Charles Decimus Barraud (9 May 1822 - 26 December 1897) was a New Zealand pharmacist and artist.

==Biography==
The tenth recorded child of William Francis Barraud and his wife, Sophia Hull, Charles was born in Camberwell, Surrey, England on 9 May 1822.

He emigrated with his family to New Zealand, arriving in Wellington in August 1849. Barraud married Sarah Maria Style on 17 March 1849 at St Lawrence's Church, Southampton. The marriage produced six recorded sons and three daughters, including Jessie Sarah Wright. His wife was a cousin of Judge Henry Samuel Chapman, and it was Chapman who encouraged the emigration, lending the Barrauds a cottage when they arrived, and in which they lived until their own house had been built.

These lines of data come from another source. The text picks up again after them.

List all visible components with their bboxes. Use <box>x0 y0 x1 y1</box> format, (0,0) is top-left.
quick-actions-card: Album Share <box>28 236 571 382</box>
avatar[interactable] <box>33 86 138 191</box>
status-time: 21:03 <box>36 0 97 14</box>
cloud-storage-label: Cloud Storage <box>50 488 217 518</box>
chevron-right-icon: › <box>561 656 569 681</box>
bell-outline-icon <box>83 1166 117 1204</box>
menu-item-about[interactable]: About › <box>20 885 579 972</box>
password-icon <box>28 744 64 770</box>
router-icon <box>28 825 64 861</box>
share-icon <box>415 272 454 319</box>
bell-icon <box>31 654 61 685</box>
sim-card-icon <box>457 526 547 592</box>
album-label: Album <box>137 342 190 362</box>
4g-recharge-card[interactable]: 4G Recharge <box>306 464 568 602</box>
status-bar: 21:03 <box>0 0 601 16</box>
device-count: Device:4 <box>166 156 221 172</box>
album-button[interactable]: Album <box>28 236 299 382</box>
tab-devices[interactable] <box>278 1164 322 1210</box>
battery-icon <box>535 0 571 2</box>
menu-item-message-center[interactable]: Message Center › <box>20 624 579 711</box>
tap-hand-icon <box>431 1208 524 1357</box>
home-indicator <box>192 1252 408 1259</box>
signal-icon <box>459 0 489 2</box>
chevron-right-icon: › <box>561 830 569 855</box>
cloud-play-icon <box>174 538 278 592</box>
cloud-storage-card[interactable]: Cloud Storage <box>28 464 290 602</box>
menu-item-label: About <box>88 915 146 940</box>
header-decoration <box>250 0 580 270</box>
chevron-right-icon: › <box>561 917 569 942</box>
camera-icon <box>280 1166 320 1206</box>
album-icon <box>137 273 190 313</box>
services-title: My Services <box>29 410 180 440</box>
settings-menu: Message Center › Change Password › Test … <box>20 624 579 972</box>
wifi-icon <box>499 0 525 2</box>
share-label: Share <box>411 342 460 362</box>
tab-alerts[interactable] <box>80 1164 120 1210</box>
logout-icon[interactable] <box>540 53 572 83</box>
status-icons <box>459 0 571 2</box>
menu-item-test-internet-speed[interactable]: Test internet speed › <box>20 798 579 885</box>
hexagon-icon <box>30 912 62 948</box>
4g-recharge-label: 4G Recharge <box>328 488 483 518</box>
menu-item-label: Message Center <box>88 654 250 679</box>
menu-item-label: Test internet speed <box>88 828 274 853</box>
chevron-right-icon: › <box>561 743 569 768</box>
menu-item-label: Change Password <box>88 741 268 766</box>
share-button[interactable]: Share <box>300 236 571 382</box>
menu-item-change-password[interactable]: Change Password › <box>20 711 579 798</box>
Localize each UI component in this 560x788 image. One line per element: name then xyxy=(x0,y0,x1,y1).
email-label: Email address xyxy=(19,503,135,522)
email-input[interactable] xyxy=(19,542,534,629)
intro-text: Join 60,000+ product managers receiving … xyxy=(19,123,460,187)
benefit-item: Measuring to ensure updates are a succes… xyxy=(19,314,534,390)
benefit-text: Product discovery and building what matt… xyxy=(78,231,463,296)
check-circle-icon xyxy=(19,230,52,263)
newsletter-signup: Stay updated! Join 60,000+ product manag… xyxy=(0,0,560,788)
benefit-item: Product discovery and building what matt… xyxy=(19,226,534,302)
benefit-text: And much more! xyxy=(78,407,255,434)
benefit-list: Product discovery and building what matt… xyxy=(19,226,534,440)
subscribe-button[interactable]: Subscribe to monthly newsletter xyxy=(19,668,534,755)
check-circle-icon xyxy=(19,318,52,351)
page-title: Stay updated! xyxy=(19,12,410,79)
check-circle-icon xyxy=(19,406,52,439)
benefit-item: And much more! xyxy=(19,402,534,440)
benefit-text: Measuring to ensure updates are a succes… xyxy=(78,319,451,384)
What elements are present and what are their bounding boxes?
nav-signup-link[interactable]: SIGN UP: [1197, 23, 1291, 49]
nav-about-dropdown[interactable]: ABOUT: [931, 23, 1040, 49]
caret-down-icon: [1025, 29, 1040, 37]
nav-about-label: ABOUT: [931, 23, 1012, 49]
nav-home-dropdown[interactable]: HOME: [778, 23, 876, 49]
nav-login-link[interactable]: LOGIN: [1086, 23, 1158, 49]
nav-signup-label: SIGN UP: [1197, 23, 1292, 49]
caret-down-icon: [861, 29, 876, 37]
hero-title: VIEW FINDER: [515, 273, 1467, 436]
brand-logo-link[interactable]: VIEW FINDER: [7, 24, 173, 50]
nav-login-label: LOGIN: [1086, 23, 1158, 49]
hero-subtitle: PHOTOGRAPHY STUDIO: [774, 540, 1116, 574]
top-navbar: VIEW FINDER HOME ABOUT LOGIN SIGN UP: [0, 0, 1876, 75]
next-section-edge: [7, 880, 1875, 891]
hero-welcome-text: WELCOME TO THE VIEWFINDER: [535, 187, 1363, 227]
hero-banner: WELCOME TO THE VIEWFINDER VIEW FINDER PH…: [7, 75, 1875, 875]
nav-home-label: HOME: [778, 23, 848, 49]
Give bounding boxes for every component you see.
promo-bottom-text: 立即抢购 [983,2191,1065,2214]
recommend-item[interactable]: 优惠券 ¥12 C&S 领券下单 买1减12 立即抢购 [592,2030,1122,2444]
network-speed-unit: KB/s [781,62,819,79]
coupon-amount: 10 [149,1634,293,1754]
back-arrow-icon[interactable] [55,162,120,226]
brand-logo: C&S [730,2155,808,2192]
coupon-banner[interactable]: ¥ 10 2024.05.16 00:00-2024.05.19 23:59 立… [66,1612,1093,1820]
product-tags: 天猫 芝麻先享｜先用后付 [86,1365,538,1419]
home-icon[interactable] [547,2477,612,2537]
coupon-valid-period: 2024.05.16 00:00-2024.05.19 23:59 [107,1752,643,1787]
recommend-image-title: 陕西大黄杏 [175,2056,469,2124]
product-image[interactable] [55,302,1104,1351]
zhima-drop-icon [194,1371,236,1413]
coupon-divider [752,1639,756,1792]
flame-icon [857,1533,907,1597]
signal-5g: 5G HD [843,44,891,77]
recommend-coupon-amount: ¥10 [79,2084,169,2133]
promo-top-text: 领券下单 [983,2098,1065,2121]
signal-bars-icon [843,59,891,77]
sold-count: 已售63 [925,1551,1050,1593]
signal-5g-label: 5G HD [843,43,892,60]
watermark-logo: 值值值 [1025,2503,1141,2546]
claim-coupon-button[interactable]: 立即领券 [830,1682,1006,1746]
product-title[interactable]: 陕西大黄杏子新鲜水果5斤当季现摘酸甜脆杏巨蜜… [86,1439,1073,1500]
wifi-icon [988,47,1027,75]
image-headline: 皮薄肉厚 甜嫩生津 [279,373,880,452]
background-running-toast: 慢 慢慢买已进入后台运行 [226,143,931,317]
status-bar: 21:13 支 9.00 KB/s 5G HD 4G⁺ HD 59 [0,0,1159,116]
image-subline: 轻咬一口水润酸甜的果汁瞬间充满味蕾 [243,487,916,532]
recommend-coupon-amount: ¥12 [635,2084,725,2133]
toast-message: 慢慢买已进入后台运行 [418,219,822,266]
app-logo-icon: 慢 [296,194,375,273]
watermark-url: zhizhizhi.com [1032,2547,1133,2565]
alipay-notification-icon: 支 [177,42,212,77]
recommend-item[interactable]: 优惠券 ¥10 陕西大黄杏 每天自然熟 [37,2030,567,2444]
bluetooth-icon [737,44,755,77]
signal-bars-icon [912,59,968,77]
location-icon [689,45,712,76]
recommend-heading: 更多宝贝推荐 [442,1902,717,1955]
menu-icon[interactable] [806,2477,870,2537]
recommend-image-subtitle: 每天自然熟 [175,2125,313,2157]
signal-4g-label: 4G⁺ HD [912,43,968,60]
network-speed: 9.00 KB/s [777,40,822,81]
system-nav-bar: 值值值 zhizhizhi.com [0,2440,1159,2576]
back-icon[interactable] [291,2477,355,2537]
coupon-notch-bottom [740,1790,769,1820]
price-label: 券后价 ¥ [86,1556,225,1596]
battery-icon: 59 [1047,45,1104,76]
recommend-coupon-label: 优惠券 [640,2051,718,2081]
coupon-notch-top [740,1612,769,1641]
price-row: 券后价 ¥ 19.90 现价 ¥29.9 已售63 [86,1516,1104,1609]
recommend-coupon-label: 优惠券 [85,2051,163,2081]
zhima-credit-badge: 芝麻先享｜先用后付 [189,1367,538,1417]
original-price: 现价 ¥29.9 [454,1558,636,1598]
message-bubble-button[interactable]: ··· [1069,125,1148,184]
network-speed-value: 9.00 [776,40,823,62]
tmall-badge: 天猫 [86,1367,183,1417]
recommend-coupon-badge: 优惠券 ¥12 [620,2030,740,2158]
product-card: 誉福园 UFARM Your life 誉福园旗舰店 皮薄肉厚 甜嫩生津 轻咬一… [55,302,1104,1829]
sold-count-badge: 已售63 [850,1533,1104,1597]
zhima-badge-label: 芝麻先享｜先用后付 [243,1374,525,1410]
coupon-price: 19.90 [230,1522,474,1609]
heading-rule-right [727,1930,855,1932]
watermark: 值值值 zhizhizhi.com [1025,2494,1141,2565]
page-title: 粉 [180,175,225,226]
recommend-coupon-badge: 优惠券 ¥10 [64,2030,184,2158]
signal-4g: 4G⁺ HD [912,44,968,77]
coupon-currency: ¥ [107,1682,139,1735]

Barraud quickly set up shop in Lambton Quay as a pharmacist. At the same time he soon gained recognition as an artist, at this point regarded as an "enthusiastic amateur", and working mostly in watercolours. He painted the children of Henry William Petre in 1850, but the visiting Charlotte Godley, who wanted a portrait of her son Arthur, was scathing of his talent:

There is a chemist here who has lately turned artist, and who has perpetrated a few likenesses, very like, but very bad... If it were likely to be tolerable I should so like to have Arthur done, but I am afraid it would be only a disappointment.